Summary

Current robot learning systems suffer from representation misalignment: the features and abstractions a robot learns to represent its world do not match what humans actually care about. This paper by Bobu et al. formalizes this problem mathematically, argues that representation alignment must be treated as an explicit objective alongside task learning, and reframes existing methods (reward learning, IRL, preference learning) through this lens.
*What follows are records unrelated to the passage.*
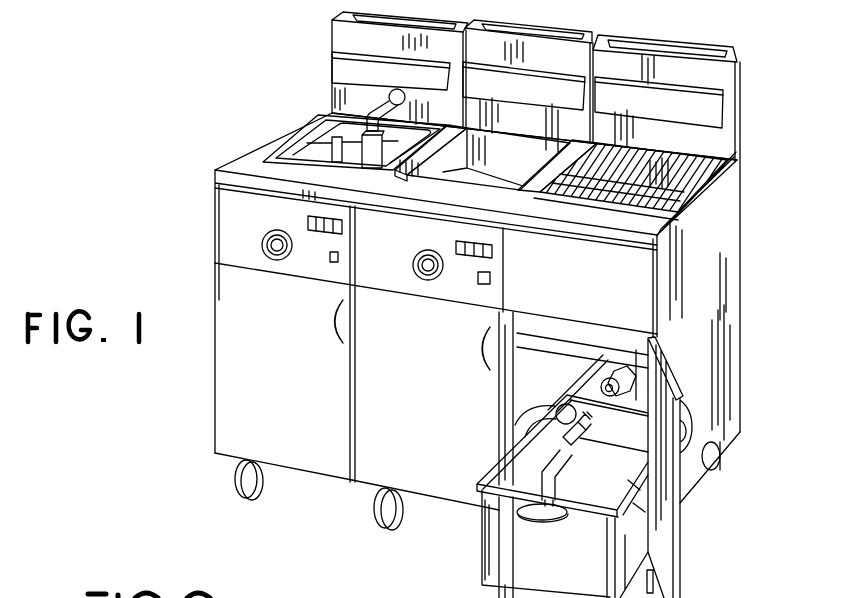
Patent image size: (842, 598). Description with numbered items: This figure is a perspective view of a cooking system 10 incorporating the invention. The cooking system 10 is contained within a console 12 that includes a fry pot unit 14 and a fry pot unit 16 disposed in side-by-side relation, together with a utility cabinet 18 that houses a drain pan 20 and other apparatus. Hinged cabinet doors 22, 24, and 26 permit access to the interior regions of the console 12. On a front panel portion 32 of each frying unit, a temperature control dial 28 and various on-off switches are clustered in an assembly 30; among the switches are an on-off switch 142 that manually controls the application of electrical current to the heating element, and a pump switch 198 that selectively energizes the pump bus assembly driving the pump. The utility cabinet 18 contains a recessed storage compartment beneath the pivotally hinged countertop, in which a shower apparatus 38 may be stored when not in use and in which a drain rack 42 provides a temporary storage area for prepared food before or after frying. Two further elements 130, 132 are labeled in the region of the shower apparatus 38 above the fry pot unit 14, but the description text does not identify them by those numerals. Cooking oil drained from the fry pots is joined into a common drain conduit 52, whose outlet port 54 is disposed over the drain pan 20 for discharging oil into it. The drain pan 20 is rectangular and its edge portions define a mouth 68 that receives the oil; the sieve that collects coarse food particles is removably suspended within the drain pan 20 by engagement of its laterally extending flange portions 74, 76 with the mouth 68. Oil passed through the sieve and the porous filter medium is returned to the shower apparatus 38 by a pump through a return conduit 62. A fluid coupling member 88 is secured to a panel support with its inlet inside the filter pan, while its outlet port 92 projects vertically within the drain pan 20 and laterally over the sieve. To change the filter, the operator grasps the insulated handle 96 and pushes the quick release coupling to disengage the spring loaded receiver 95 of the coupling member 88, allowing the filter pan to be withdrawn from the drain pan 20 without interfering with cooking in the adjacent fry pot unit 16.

The cooking system 10 is at (258, 80).
The console 12 is at (700, 42).
The fry pot unit 14 is at (292, 153).
The fry pot unit 16 is at (430, 176).
The utility cabinet 18 is at (700, 177).
The drain pan 20 is at (510, 515).
The cabinet door 22 is at (235, 402).
The cabinet door 24 is at (367, 460).
The cabinet door 26 is at (677, 560).
The temperature control dial 28 is at (262, 242).
The assembly 30 is at (313, 222).
The front panel portion 32 is at (211, 258).
The shower apparatus 38 is at (296, 157).
The drain rack 42 is at (673, 198).
The common drain conduit 52 is at (523, 440).
The outlet port 54 is at (558, 407).
The return conduit 62 is at (551, 515).
The mouth 68 is at (632, 484).
The flange portion 74 is at (488, 487).
The flange portion 76 is at (640, 507).
The fluid coupling member 88 is at (570, 447).
The outlet port 92 is at (593, 425).
The spring loaded receiver 95 is at (613, 368).
The insulated handle 96 is at (542, 497).
The oil return nozzle 130 is at (394, 92).
The return tube 132 is at (391, 110).
The on-off switch 142 is at (310, 233).
The pump switch 198 is at (334, 234).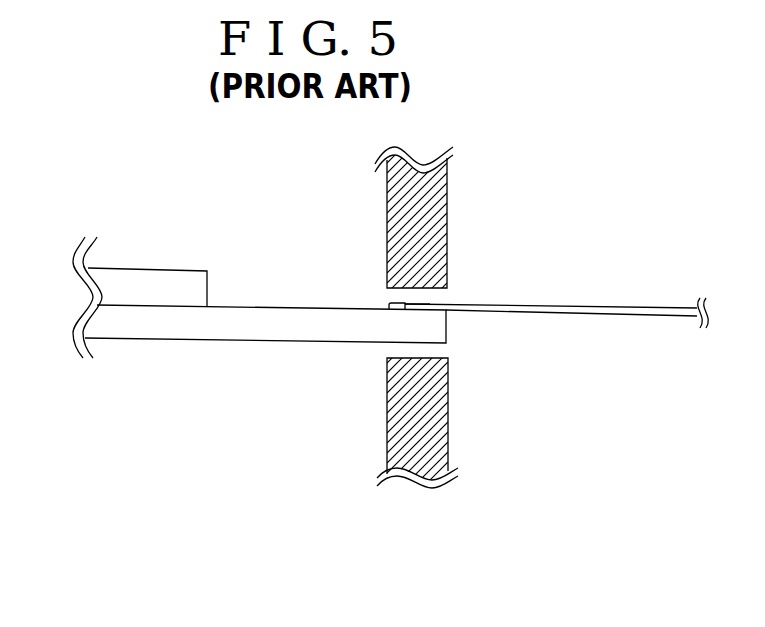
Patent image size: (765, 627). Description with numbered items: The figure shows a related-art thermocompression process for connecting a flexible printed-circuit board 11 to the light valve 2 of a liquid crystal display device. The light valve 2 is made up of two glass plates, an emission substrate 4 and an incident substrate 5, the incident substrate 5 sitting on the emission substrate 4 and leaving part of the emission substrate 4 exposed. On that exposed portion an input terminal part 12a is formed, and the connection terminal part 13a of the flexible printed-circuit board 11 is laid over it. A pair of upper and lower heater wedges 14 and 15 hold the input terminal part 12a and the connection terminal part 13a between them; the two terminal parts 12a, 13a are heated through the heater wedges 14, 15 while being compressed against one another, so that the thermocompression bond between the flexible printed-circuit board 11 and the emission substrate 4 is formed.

人類和機器人對世界的表徵方式存在根本差異,導致機器人學到的特徵無法捕捉人類真正在意的概念。本文提出數學框架正式定義「表徵對齊」問題,並將現有的 reward learning 和偏好學習方法統一放入此框架中分析,主張應將表徵對齊作為與任務學習並列的顯式目標。

Prerequisites

  • Reward learning / IRL — the paper reinterprets these as implicit representation alignment methods, so understanding the basics of learning reward functions from demonstrations is essential.
  • Feature representations in RL — the paper’s core argument hinges on the gap between state features a robot learns and the latent features humans use; familiarity with representation learning helps.
  • Human-robot interaction (HRI) feedback models — the paper frames human corrections and preference queries as mechanisms for closing the representation gap, not just for reward shaping.

Core Idea

The key insight is that misalignment is not a task-learning failure but a representation-level failure: even a perfectly trained reward function over misaligned features will produce wrong behavior. The authors propose that robot learning pipelines should explicitly optimize for alignment between human and robot feature spaces, potentially via dedicated alignment queries or interactive probing, before or alongside learning the task. This reframes human feedback not as “teaching the robot what to do” but as “teaching the robot what to notice.”

Results

The paper is primarily a framework/position paper (14 pages, 3 figures, 1 table). No novel benchmark results are reported. The contribution is conceptual: a unified mathematical formulation and a taxonomy of existing methods under the alignment lens.

ContributionDescription
Formal definitionMathematical framework for representation misalignment
Method taxonomyExisting IRL/preference methods classified by alignment mechanism
Research agendaOpen problems and future directions for explicit alignment

Limitations

  • Author-stated: The framework is theoretical; no new algorithms or empirical results are presented.
  • Unstated: The paper assumes human representations are stable and well-defined — in practice human mental models are noisy and context-dependent, which complicates the alignment target.

Reproducibility

  • Code: Not applicable (theoretical paper)
  • Datasets: Not applicable
  • Compute: Not applicable

Insights

  • Treating representation alignment as a first-class objective is a meaningful reframing: most HRI/reward-learning work implicitly assumes shared representations, and this paper makes the assumption explicit and attackable.
  • The connection to VLA models is direct: VLAs encode visual features from pretraining that may not align with task-relevant human concepts, making this framework relevant to the VLA alignment problem.
  • This positions human feedback not as a training signal for values, but as a probe for representation gaps — a subtle but important distinction for active learning system design.

Connections

Raw Excerpt

“current learning approaches suffer from representation misalignment, where the robot’s learned representation does not capture the human’s representation. We argue that representation alignment should be explicitly prioritized alongside task learning.”